Setting yourself a daily goal of £2 a day would give you £730 after a year!

£3 a day would give you a £1,095 at the end of the year,

and £5 a day gives you £1,825 in just 365 days.

You’ll need to factor in how much you can afford to save each month, so take the daily amount and multiply it by 31 (that’s the maximum number of days in a month). If it’s in your monthly budget, why not give this rule a go!

You may start to get a little dopamine kick every day knowing you’re working toward your savings goal without doing much heavy lifting.

Substitute and save

You don’t have to give up every small pleasure in life to reach your financial goals (although sure, you’d get there faster if you did). But our mental health matters too!
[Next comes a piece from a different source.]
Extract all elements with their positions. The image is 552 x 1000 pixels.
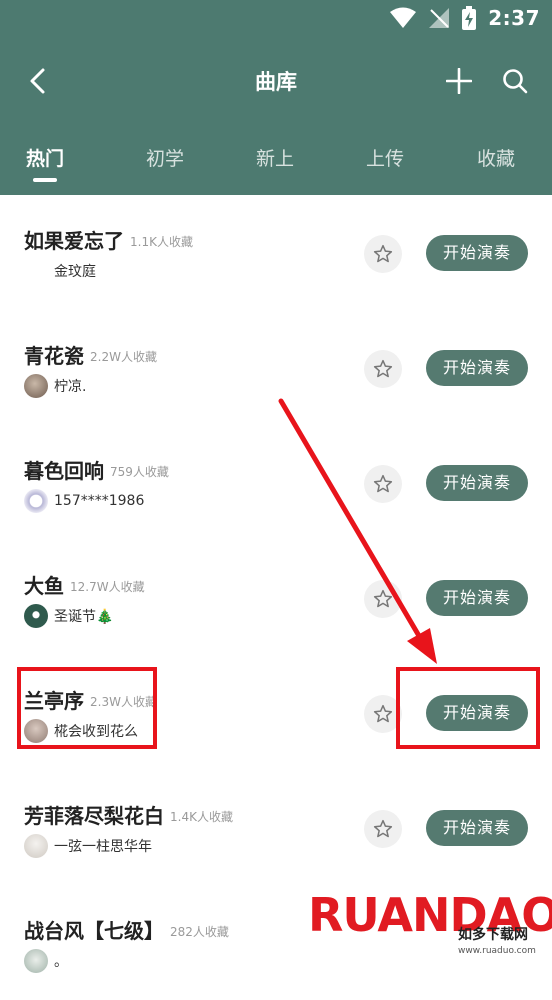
watermark-logo: RUANDAO 如多下载网 www.ruaduo.com	[308, 886, 552, 981]
annotation-arrow	[278, 398, 437, 664]
watermark-url: www.ruaduo.com	[458, 946, 536, 956]
watermark-tagline: 如多下载网	[458, 927, 528, 943]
We need to be out and about, seeing loved ones, exercising, using our brains, and doing the things that bring us joy.

If you’ve set yourself some new year’s resolutions to join the gym or to be more sociable, why not redirect the ways this could cost you money and be proactive about putting that into savings instead?

Before you commit to a fancy gym membership this year, punch the numbers on the calculator. The average gym membership in the UK is £40 a month (*spits out protein shake* that’s £480 a year!).

Does your local park have ‘free’ gym equipment? Is there a local running club you could join? Or if there’s one in your area, have you thought about joining GoodGym instead — where you can run, walk or cycle to help an elderly person or plant a tree in your community?

If you and your friends meet for a catch-up once a week, that cheeky £3.50 latte would be working out at £182 over a year. Could you take a thermos of coffee to cut the cost? Not as glamorous, we know, but your pal may well want to save that money too if you pitch them the idea.

Whatever your habit is, you can hack it and save yourself that cash!

Automate it

The most successful tactic Loqbox has found to help your savings stick is to automate them. By setting up a  standing order for the same day your regular income arrives in your bank account.

Again, this is all within your budget and what you can afford to save. But by saving this way you:
a) don’t miss the money, and b) you can’t accidentally spend it!

If you know that you won’t be able to resist the temptation to dip into your savings, Loqbox Save can help with that out-of-sight, out-of-mind saving technique.

Tell us which day of the month is best for you, how much you can afford to save each month starting at £20, and we’ll lock that money away for you. During the year that you save with us, we’ll also be working hard to help you improve your credit score too (how’s that for a win-win?).

Learn more about Loqbox Save here.

Where should I put my money afterwards?

Check out this Loqbox Learn lesson on the key savings jargon to help you decide where to keep your money. As a general rule of thumb though, once you’ve worked hard to build up your savings you want to be getting a good AER (Annual Equivalent Rate) with the lowest fees to keep the account open.

If you’re under 40 and saving for a deposit to buy your first home, a Lifetime ISA may be a really good shout for you. The UK government is currently topping up people’s Lifetime ISAs by 25% (to a maximum of £1,000 per tax year) as long as you’re withdrawing the savings to pay for the house deposit. Save £4,000 and get an extra £1,000 for free? Don’ t mind if we do!

Good luck with building your savings habit this year, you’ve got this!